Folha - Seu livro é uma crítica da relação essencial que existe entre os poderes do pai e do patrão?
Ledda -
Na moral agropastoral do pai patrão, do "pater familias", o filho faz parte do pecúnio, é como os animais: o pai dispõe dele como quer, tem plenos direitos sobre o filho. Existe a relação pai-filho e a relação pai-patrão. Uma outra coisa é a relação patrão-menino (que jamais deveria existir). A poesia me ajudou a superar esses três espectros.

Folha - A literatura foi uma forma de o pequeno pastor não virar patrão?
Ledda -
Sim. Tanto o romance quanto o filme (dos irmãos Taviani) foram vistos em chave "patronal", como história do pai, e não do filho. O que importa é que Gavino se rebela, se recusa a ser servo dos outros, mas também se recusa a se tornar um patrão. Gavino é um garoto que quer dizer a todos os outros meninos da Terra: podemos mudar a nós mesmos e podemos mudar um pouco nossos pais. Meu segundo livro, "Lingua di Falce" (Língua de Foice, de 1977), traz justamente este tema: o imperativo de não se tornar patrão.

Folha - Qual a sua avaliação do filme "Pai Patrão", dirigido pelos irmãos Taviani?
Ledda -
Só os Taviani podiam fazê-lo na Itália daquele momento, pois tinham uma poética da utopia. Para eles, o romance era um pedaço de utopia que se tornava realidade.

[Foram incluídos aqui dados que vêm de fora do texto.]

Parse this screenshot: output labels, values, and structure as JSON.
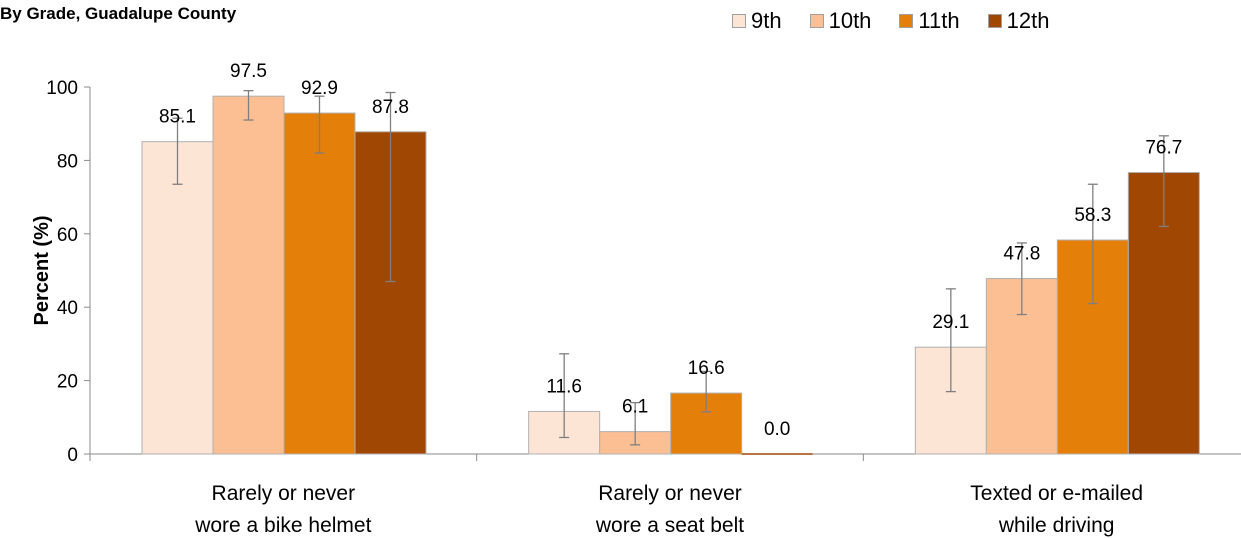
{
  "chart_data": {
    "type": "bar",
    "title": "By Grade, Guadalupe County",
    "ylabel": "Percent (%)",
    "xlabel": "",
    "ylim": [
      0,
      100
    ],
    "yticks": [
      0,
      20,
      40,
      60,
      80,
      100
    ],
    "grid": false,
    "legend_position": "top-right",
    "categories": [
      [
        "Rarely or never",
        "wore a bike helmet"
      ],
      [
        "Rarely or never",
        "wore a seat belt"
      ],
      [
        "Texted or e-mailed",
        "while driving"
      ]
    ],
    "series": [
      {
        "name": "9th",
        "color": "#fde5d6",
        "values": [
          85.1,
          11.6,
          29.1
        ],
        "labels": [
          "85.1",
          "11.6",
          "29.1"
        ],
        "ci": [
          [
            73.5,
            91.5
          ],
          [
            4.5,
            27.3
          ],
          [
            17.0,
            45.0
          ]
        ]
      },
      {
        "name": "10th",
        "color": "#fbbf93",
        "values": [
          97.5,
          6.1,
          47.8
        ],
        "labels": [
          "97.5",
          "6.1",
          "47.8"
        ],
        "ci": [
          [
            91.0,
            99.0
          ],
          [
            2.5,
            14.0
          ],
          [
            38.0,
            57.5
          ]
        ]
      },
      {
        "name": "11th",
        "color": "#e47f0a",
        "values": [
          92.9,
          16.6,
          58.3
        ],
        "labels": [
          "92.9",
          "16.6",
          "58.3"
        ],
        "ci": [
          [
            82.0,
            97.5
          ],
          [
            11.5,
            22.5
          ],
          [
            41.0,
            73.5
          ]
        ]
      },
      {
        "name": "12th",
        "color": "#a04704",
        "values": [
          87.8,
          0.0,
          76.7
        ],
        "labels": [
          "87.8",
          "0.0",
          "76.7"
        ],
        "ci": [
          [
            47.0,
            98.5
          ],
          null,
          [
            62.0,
            86.7
          ]
        ]
      }
    ]
  }
}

Mas o filme tem um ponto de vista externo -e não poderia ser diferente.
Já o romance foi escrito de dentro do ovil. Espero um dia filmar o meu próprio "Pai Patrão", interpretando meu pai.

Folha - Quando pequeno, o sr. já acreditava que seria escritor?
Ledda -
Não. Posso ter pensado nisso ocasionalmente, assim como podia sonhar em ser músico ou campeão de ciclismo. Mas são fantasias de menino. Foi só depois de me diplomar que tomei a decisão de escrever. Normalmente se nasce poeta e depois se tem a experiência como pastor, como mineiro etc. Fiz o percurso contrário. Era preciso ter sido pastor por 20 anos para escrever "Pai Patrão". Foi graças a essa experiência que me tornei um escritor "rochoso", que procura esculpir o vento.

Folha - "Pai Patrão" é um romance naturalista. Já "Recanto" é uma obra "experimental", dentro do que o sr. denomina "língua pluridimensional". A fome de palavras se transformou em desejo de criar uma língua pessoal?
Ledda -
Sem o vôo dos irmão Wright, a aeronáutica seria outra coisa. Da mesma maneira, "Recanto" é o primeiro vôo da mente numa língua pluridimensional. Aristóteles definiu a língua escrita como convenção. Mas, assim como um enunciado científico só é válido até que chegue a prova contrária, a língua pluridimensional não se limita a reproduzir a convenção. Ela é um salto no qual o escritor toma os radicais dos verbos ou os sufixos das palavras para transformá-las, recriá-las, dando asas à língua.


PAI PATRÃO/RECANTO. Autor: Gavino Ledda. Tradução: Lilioana Laganá e Ivan Neves Marques Jr. Editora: Berlendis & Vertecchia. Quanto: a definir (322 págs.).